The dataset contains anonymous observations for 958 local public hospitals, identified by a researcher-generated variable “firm-id”. The output variable (\(Y_i\)) is the logarithm of the sum of the annual number of inpatients and outpatients, where an inpatient is a hospital patient who occupies a bed for at least one night and an outpatient is a patient who receives treatment at a hospital but does not spend the night there. The two input variables (\(X_{1,i}\) and \(X_{2,i}\)) are the logarithm of the total labor cost per year (total number of employees times per capita annual salary) and the logarithm of the total capital cost (total number of beds times the sum of depreciation and interest per bed). The environmental variable (\(Z_i\)) is the number of examinations per patient, which represents the severity of the illness in which each hospital is primarily responsible for treatment. We assume the following partially linear model in Sect. 3.2 for this dataset:

$$\begin{aligned} Y_i= & {} \beta _0 + \beta _1 X_{1,i} + \beta _2 X_{2,i} +V_i - U_i \nonumber \\= & {} \beta _0 + \beta _1 X_{1,i} + \beta _2 X_{2,i} -g(Z_i) + (V_i - (U_i-g(Z_i))) \nonumber \\\equiv & {} \beta _0 + \beta _1 X_{1,i} + \beta _2 X_{2,i} -g(Z_i) +\epsilon _i^*, \end{aligned}$$
(15)

where \(U_i\) is the inefficiency, \(V_i \sim N(0,\sigma _V^2)\) is the noise that is supposed to be independent of \((X_{1,i},X_{2,i},Z_i)\) and \(E(U_i | \mathbf{X}_i,Z_i) = E(U_i|Z_i) = g(Z_i)\) is the inefficiency function. Since some hospitals are known to have characteristics that are different from those of other hospitals in this dataset, we conduct outlier detection and remove 26 observations before fitting Model (15). The method used for outlier detection consists in first obtaining the residuals by fitting the partially linear median regression model to the data \((Y_i,X_{1,i},X_{2,i},Z_i)\), and then doing univariate outlier detection based on the residuals applying the methods available in the R package extremevalues.
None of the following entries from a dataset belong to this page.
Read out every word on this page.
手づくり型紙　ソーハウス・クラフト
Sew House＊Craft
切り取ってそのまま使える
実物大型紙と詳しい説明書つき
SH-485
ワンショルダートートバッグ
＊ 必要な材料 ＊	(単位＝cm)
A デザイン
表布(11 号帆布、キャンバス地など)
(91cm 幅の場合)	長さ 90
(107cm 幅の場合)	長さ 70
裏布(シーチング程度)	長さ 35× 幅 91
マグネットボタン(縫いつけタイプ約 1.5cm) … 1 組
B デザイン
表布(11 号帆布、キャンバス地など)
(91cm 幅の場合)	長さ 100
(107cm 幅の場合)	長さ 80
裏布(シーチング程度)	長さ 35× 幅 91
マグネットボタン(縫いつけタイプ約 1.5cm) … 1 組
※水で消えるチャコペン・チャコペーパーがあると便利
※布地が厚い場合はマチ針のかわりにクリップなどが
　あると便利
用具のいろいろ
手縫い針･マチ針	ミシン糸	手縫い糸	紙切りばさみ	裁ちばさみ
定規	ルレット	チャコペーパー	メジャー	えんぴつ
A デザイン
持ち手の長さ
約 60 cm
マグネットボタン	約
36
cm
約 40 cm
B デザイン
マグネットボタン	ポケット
First, we estimate \(\beta _1\) and \(\beta _2\) using the method in Speckman (1988), which yields \({\hat{\beta }}_1= 0.240\) and \({\hat{\beta }}_2=0.500\). Then, we estimate \(\beta _0\) using the method outlined in Sect. 3.2 and obtain the estimates of \(\beta _0\) given in Table 6, depending on the tuning parameter \(\lambda \). After estimating \(\beta _0\) by the average value of all \({\hat{\beta }}_0(\lambda )\), which is \(-\) 3.106, we estimate the inefficiency function \(g(\cdot )\) using local linear regression. In Fig. 2, we plot the estimate of the inefficiency function \(g(Z_i)\) using our method (solid curve) and the method of Parmeter et al. (2017) assuming \(\beta _0=0\) (dotted curve). As expected, in both cases the inefficiency function increases as the severity of illness increases (actually, the two estimated curves have only a constant difference). The result suggests that if we ignore \(\beta _0\) by assuming that \(\beta _0=0\), then we overestimate the level of the inefficiency function. Hence, if one is interested in the exact level of the inefficiency function and is not sure that \(\beta _0\) is zero, we recommend to use our method as a safer option.

Fig. 2
figure 2

The estimates of the inefficiency function \(g(\cdot )\). The solid curve is obtained using our method and the dotted one is from Parmeter et al. (2017) assuming \(\beta _0=0\)

6 Conclusion

This paper proposes a new method to estimate various stochastic frontier models with a relaxed assumption on the inefficiency distribution. Previous research relied on the work of Hall and Simar (2002), which is known to work well in low noise settings only. Instead, we proposed estimators building on the recent work of Kneip and his coworkers and showed in the numerical study that the proposed methods work well for various levels of the noise.